U2 (LETZIGRUND STADION ZÜRICH, MONTAG 18.JULI 2005)

Kultband mit Tiefgang

Seit Wochen war das Konzert ausverkauft und eine ganze Stadt im U2-Fieber. Über 40'000 Fans konnten den einzigen Schweizer-Auftritt der „Vertigo Tour“ live miterleben. Einige suchten bis kurz vor Konzertbeginn vergeblich nach einem Ticket. Sie verpassten eine grossartige Show und beste musikalische Unterhaltung. Der Abend war aber auch von diversen nachdenklichen Momenten geprägt.


Ohne irgendwelches Vorgeplänkel legten die Iren mit der aktuellen Hitsingle „Vertigo“ los. Der Regen über Zürich hatte sich gerade rechtzeitig auf den Gig verzogen. Die Zuschauer im prallgefüllten Letzigrund machten gleich voll mit. Beim Song „Beautiful Day“ flog ein Flugzeug direkt über das Stadion, zum Glück jedoch mit grösserem Abstand als im Videoclip. Mit Einbruch der Nacht stahl die riesige Videowand dem malerischen Abendhimmel endgültig die Show. Bei den Klassikern „Pride (In The Name Of Love)“ und „Where The Streets Have No Name“ schien die Arena förmlich zu platzen.

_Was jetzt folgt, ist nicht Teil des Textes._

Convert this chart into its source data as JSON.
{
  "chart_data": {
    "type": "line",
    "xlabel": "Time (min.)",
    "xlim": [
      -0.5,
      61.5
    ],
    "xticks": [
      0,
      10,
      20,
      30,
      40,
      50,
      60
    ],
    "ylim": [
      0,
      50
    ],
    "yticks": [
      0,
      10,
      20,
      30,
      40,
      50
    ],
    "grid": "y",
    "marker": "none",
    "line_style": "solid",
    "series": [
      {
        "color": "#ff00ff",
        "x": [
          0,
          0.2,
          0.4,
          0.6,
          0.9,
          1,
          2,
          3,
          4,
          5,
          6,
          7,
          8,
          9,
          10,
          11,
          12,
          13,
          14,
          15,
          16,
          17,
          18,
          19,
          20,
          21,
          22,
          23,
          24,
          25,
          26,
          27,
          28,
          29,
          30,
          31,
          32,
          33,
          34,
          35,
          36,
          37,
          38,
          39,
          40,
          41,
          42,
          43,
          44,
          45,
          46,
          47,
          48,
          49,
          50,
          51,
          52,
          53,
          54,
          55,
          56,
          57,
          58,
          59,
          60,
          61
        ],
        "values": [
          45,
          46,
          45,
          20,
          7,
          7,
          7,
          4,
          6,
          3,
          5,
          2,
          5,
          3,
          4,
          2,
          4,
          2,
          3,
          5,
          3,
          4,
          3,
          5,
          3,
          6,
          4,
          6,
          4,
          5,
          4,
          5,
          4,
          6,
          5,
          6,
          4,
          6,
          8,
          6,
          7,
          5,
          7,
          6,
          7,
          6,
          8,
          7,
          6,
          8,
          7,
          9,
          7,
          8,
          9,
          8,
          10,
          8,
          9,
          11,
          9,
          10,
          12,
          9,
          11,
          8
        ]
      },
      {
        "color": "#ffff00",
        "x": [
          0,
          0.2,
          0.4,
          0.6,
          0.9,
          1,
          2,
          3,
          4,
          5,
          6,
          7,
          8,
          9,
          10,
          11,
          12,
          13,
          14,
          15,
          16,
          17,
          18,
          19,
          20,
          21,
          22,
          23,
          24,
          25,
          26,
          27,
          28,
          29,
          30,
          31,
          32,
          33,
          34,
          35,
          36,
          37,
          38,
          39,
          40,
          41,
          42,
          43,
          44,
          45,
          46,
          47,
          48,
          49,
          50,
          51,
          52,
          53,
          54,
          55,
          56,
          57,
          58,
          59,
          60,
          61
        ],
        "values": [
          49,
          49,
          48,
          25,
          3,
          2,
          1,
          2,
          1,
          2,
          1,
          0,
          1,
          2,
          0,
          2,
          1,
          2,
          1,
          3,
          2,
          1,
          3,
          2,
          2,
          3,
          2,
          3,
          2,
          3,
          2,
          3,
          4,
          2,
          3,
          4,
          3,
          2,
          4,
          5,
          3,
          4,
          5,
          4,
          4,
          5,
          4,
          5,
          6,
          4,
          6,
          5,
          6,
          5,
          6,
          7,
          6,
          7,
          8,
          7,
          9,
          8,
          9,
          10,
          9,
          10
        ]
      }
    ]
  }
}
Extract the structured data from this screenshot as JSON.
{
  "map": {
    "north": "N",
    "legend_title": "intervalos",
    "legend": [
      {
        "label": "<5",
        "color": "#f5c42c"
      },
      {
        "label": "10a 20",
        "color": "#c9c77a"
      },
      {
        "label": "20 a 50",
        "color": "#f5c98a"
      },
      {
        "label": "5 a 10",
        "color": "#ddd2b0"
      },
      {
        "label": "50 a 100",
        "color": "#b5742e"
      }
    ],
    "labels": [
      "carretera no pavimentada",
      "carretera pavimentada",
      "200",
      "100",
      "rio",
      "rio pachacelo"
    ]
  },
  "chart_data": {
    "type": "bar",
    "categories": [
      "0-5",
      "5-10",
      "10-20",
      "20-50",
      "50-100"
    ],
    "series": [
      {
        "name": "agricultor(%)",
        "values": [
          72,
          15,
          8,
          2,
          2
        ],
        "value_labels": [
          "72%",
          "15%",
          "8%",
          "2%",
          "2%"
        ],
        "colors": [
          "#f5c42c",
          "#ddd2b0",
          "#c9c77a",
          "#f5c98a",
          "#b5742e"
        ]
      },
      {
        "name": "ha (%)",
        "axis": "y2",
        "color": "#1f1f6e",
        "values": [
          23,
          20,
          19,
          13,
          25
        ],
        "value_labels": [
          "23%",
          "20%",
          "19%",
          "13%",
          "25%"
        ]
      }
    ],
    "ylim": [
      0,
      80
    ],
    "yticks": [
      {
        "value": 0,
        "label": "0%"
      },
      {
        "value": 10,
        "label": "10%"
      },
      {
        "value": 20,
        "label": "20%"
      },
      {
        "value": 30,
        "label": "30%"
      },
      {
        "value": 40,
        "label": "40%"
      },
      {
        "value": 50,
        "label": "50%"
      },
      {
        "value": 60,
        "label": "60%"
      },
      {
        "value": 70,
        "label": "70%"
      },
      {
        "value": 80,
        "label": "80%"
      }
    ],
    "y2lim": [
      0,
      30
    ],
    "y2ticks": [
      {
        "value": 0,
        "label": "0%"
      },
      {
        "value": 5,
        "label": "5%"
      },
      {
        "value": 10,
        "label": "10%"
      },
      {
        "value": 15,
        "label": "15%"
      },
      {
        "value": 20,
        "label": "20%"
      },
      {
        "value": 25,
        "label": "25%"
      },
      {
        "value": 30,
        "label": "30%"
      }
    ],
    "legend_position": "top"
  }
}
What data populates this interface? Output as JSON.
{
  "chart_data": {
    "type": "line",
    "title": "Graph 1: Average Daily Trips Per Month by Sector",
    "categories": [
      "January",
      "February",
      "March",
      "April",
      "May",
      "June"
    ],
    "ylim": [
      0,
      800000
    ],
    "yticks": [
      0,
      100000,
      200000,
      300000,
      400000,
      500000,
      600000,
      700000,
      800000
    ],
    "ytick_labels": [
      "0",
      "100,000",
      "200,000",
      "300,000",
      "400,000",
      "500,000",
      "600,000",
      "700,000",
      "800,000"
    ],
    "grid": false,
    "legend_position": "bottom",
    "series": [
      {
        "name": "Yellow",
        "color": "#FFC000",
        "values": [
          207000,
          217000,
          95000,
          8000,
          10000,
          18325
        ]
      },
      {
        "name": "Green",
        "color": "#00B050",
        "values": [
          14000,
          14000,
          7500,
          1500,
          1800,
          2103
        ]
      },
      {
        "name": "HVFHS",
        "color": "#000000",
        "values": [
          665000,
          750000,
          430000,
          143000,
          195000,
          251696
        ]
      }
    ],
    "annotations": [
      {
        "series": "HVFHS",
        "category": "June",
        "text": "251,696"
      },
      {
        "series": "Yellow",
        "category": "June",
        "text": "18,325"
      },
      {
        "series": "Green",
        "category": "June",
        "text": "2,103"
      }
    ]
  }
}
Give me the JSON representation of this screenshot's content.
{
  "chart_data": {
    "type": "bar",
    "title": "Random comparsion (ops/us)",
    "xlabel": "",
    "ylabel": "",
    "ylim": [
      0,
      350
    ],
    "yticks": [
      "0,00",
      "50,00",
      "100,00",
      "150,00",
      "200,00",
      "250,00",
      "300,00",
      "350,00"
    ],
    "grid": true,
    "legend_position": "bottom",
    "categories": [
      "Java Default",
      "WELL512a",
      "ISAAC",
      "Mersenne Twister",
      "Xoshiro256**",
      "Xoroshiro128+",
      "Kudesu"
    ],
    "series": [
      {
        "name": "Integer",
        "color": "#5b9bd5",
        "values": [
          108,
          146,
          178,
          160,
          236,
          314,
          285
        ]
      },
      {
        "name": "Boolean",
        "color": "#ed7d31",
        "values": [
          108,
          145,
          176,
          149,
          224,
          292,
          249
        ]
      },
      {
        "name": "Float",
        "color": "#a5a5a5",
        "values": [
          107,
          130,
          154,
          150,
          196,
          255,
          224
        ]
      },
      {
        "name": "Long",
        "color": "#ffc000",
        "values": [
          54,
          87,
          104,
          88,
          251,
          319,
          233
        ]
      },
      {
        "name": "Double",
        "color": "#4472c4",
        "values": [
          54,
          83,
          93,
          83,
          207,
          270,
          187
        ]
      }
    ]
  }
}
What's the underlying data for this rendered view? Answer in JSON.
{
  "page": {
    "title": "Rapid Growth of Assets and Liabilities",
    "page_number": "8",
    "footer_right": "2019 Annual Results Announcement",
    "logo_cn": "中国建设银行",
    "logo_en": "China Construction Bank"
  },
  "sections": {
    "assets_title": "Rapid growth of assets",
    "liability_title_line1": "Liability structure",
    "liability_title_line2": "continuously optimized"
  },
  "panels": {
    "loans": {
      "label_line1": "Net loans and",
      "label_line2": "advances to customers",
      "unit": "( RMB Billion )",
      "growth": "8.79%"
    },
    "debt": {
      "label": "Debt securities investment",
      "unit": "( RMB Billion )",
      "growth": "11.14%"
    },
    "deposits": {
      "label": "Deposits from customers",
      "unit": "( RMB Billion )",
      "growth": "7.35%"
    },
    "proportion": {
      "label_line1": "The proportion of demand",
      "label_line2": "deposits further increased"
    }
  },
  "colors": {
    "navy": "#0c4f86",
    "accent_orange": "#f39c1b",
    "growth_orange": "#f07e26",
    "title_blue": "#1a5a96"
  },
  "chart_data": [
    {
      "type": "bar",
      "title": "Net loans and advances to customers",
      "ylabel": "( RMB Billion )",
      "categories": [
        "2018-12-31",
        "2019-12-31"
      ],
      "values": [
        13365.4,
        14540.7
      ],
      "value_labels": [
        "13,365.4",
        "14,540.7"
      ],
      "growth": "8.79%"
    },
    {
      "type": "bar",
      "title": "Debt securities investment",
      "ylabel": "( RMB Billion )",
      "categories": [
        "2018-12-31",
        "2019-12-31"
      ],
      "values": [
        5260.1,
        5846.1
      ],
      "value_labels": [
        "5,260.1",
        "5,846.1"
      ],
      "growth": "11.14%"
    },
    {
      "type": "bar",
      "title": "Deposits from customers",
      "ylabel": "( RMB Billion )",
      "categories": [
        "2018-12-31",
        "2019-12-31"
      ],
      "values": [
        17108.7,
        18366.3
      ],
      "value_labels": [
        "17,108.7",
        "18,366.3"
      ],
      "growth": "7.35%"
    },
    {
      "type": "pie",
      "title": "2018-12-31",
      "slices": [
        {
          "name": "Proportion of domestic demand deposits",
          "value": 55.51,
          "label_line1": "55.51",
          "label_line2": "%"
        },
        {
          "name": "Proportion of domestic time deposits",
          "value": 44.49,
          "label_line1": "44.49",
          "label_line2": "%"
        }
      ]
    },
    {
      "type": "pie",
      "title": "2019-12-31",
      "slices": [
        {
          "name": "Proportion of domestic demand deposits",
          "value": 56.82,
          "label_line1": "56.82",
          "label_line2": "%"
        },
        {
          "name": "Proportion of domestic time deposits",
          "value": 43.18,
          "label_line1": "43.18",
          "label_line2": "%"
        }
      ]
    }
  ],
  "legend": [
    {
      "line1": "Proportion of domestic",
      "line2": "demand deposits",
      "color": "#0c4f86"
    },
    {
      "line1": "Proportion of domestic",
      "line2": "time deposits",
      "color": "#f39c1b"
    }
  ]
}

Die Band um Frontmann Bono Vox spielte ein Repertoire, das bis in die Anfänge der Band zurückging. Kern des Konzerts war aber das aktuelle Album „How To Dismantle An Atomic Bomb“. Zwei Bühnenarme gingen direkt in die Zuschauer hinein, und bisweilen schienen die Musiker über die Menschenmasse hinwegzuschweben. Als Bono bei „All I Want Is You“ stellvertretend für alle Konzertbesucher ein Mädchen auf der Bühne an sich drückte, hatte ihn ein ganzes Stadion in sein Herz geschlossen. Dennoch verlief der Auftritt ohne die ganz grossen Kapriolen. Die Musiker konzentrierten sich in erster Linie auf ihre Instrumente und ihren Gesang. Das war auch gut so, und die Fans dankten es ihnen mit tosendem Applaus nach jedem Stück.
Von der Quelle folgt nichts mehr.